FROM HER WINDOW, high above the world, the widow spots them, the child and her photographer, entangled in the shadows of the shrubbery. And as she watches them, she feels the briefest flicker, like the singe of a match tip's flame: quickly, now, before it's gone! She tugs upon the bell rope that dangles beside her: a photograph must be taken; the moment must not be lost. Yes, here is the hind of her nighttime hunts; she has tracked it down at last.
Then she laughs at herself, at the futility of her agitated summons. For how can he take the picture, when he is the picture? All of her efforts, if she is to be truthful, are marked by this same sense of impossibility. The more furiously she pursues, the more surely it recedes, this fugitive scene, visible only when glimpsed askance, out of the corner of her rheumy eye. Her latest project has been a failure; she had hoped that this marvelous invention, this alchemy of chemicals and light, would assist her in her pursuits, but now, as her eyes graze over the photographs, she discovers that they offer her nothing. And if they do, it is only by accident: in one picture, the fringe of the carpet is caught between the man's toes; in another, the child's mouth is open, as if she is about to speak: these are the details that prick her. But they are scarce among this series of tableaux, lovingly arranged, though ultimately of no poignance or excitement to her.
Once she had been interviewed by a scientist, who was anxious to include a grandmother in his study of libertines, already several volumes long.

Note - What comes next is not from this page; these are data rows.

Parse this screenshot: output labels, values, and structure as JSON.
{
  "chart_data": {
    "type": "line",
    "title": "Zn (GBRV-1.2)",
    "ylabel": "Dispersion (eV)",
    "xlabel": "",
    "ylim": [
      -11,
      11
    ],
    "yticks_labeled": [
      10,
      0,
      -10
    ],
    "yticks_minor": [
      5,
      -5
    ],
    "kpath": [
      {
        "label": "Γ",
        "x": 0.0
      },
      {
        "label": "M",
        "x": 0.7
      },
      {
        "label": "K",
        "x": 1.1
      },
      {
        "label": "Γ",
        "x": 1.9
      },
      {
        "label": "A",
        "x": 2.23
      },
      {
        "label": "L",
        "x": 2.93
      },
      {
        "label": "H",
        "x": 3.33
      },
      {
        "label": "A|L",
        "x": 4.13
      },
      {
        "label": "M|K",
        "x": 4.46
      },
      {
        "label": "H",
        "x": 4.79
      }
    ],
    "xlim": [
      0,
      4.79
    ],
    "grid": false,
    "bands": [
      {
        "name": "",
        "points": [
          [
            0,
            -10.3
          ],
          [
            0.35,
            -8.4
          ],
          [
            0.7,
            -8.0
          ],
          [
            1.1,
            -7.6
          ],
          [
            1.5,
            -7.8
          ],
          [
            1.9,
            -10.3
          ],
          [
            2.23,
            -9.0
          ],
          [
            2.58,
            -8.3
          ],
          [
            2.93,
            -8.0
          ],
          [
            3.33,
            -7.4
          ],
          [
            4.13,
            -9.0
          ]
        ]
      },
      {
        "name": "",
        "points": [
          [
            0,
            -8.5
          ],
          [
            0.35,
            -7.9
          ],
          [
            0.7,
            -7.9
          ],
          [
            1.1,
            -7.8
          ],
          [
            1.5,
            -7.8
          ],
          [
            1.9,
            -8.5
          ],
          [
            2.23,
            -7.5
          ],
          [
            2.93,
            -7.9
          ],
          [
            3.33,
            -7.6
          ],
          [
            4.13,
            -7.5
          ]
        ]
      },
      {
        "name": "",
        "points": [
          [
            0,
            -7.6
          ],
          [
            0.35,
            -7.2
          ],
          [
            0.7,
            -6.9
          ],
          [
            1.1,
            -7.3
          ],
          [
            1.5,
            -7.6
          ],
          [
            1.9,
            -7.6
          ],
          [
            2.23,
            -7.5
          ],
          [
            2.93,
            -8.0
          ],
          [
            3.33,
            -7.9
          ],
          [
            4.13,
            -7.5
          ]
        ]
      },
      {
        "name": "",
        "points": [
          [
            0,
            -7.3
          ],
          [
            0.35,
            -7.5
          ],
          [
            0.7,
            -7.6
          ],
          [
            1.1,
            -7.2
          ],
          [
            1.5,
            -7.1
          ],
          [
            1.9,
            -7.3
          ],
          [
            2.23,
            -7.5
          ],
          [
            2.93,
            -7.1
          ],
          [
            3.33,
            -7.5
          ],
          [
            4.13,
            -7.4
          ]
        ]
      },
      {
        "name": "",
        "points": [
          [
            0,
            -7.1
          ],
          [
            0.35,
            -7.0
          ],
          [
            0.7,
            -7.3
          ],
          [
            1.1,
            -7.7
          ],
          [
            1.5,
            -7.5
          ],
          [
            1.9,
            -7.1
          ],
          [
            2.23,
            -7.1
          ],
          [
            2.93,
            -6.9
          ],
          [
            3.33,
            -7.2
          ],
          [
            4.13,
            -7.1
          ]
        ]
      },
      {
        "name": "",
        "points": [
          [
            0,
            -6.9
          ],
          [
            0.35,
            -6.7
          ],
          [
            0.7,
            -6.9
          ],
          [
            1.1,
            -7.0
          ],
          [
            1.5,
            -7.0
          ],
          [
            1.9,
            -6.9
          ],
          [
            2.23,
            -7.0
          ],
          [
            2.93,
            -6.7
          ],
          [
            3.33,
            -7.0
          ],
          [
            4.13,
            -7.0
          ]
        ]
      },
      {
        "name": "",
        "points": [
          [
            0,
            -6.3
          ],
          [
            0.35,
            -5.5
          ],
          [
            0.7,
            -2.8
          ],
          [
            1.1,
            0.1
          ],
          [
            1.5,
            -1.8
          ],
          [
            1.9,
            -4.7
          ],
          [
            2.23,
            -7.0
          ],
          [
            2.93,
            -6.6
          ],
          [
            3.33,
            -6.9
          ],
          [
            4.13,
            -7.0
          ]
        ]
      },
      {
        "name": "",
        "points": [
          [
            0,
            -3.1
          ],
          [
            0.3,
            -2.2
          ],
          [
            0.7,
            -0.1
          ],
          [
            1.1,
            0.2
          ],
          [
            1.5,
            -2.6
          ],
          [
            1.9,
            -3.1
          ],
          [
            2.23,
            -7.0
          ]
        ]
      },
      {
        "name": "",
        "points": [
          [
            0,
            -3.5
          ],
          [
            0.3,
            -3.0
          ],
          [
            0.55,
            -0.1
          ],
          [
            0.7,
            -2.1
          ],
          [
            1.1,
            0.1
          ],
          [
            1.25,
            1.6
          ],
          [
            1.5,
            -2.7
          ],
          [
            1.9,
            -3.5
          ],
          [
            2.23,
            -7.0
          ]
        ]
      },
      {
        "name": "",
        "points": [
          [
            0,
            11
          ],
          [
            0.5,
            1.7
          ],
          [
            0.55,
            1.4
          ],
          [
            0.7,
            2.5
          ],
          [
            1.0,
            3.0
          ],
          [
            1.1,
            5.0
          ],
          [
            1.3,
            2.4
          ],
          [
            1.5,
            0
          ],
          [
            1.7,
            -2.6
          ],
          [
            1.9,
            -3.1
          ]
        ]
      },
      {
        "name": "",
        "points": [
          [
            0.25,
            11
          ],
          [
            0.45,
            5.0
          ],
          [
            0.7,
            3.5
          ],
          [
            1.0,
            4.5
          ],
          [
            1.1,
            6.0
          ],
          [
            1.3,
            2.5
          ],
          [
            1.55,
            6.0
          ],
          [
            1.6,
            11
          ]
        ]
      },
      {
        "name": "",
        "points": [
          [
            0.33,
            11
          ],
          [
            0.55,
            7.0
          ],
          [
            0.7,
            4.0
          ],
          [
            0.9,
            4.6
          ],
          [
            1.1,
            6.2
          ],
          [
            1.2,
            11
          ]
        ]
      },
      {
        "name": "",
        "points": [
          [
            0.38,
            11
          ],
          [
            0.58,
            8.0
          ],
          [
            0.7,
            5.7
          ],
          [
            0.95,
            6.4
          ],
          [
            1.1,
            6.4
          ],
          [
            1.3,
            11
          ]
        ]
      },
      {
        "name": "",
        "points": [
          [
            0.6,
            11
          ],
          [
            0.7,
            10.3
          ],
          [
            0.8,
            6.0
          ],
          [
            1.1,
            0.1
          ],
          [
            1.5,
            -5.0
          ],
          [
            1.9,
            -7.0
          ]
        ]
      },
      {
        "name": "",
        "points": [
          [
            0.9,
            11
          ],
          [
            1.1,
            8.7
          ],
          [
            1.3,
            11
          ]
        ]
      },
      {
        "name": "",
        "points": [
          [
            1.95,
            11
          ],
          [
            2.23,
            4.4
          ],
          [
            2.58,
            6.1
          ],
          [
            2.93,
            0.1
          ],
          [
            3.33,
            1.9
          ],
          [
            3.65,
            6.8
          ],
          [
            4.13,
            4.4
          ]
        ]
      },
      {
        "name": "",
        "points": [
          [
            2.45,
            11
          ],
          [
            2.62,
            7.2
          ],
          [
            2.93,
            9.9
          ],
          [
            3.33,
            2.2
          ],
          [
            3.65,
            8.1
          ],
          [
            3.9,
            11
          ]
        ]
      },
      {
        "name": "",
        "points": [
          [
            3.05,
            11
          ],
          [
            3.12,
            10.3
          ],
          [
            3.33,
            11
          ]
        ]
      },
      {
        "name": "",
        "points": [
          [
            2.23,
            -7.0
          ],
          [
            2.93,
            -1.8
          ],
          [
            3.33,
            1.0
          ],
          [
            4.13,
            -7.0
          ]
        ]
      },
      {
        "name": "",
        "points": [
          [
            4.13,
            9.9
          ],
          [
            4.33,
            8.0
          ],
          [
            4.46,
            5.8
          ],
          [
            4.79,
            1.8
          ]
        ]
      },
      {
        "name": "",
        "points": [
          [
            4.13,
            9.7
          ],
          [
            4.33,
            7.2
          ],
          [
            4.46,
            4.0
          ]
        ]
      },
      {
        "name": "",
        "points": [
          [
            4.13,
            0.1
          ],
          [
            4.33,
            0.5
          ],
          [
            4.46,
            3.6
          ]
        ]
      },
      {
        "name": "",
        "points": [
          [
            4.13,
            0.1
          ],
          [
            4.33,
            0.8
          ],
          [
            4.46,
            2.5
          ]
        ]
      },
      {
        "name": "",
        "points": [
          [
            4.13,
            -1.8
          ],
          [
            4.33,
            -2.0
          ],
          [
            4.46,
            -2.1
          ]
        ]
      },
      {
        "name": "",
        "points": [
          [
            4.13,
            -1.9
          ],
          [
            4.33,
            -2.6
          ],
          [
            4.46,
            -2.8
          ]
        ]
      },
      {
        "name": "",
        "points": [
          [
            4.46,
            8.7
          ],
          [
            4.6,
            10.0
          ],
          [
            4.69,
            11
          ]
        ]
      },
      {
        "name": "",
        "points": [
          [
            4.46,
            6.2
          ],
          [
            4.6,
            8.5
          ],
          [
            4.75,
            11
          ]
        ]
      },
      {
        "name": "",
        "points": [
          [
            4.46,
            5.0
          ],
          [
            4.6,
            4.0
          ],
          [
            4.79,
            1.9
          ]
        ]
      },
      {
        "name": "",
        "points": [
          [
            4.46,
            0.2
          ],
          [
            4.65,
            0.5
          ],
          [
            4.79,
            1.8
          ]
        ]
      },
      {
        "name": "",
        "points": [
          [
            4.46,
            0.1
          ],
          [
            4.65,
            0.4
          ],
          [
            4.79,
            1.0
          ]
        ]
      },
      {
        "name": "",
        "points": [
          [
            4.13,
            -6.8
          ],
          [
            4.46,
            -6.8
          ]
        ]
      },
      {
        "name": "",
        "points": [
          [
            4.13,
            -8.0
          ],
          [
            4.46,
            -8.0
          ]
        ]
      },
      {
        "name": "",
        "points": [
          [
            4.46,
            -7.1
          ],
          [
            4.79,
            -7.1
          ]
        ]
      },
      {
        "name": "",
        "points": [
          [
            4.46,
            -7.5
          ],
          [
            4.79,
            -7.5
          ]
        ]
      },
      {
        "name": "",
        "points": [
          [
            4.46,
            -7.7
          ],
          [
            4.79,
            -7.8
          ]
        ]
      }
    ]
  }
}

He had amused her with the exacting nature of his questions, and his demands that she should include even the most scabrous details in her accounts. She had teased him, she couldn't help it, so strenuous were his attempts to manage her perversions, to render them immobile. What you must finally recognize, she said, what you must understand about my predilections (the scientist leans forward: at long last, the secret!) is that my desire does not take; it turns, as milk does.
For that reason, she feels only a little sad when she finds, slipped beneath her door, a note written in an elegant hand:
Please forgive me. I have left in search of a Faculty of Medicine who might take interest in my unusual condition. I plan to donate my body to Science, so that I can say my life has been of some use to Humankind.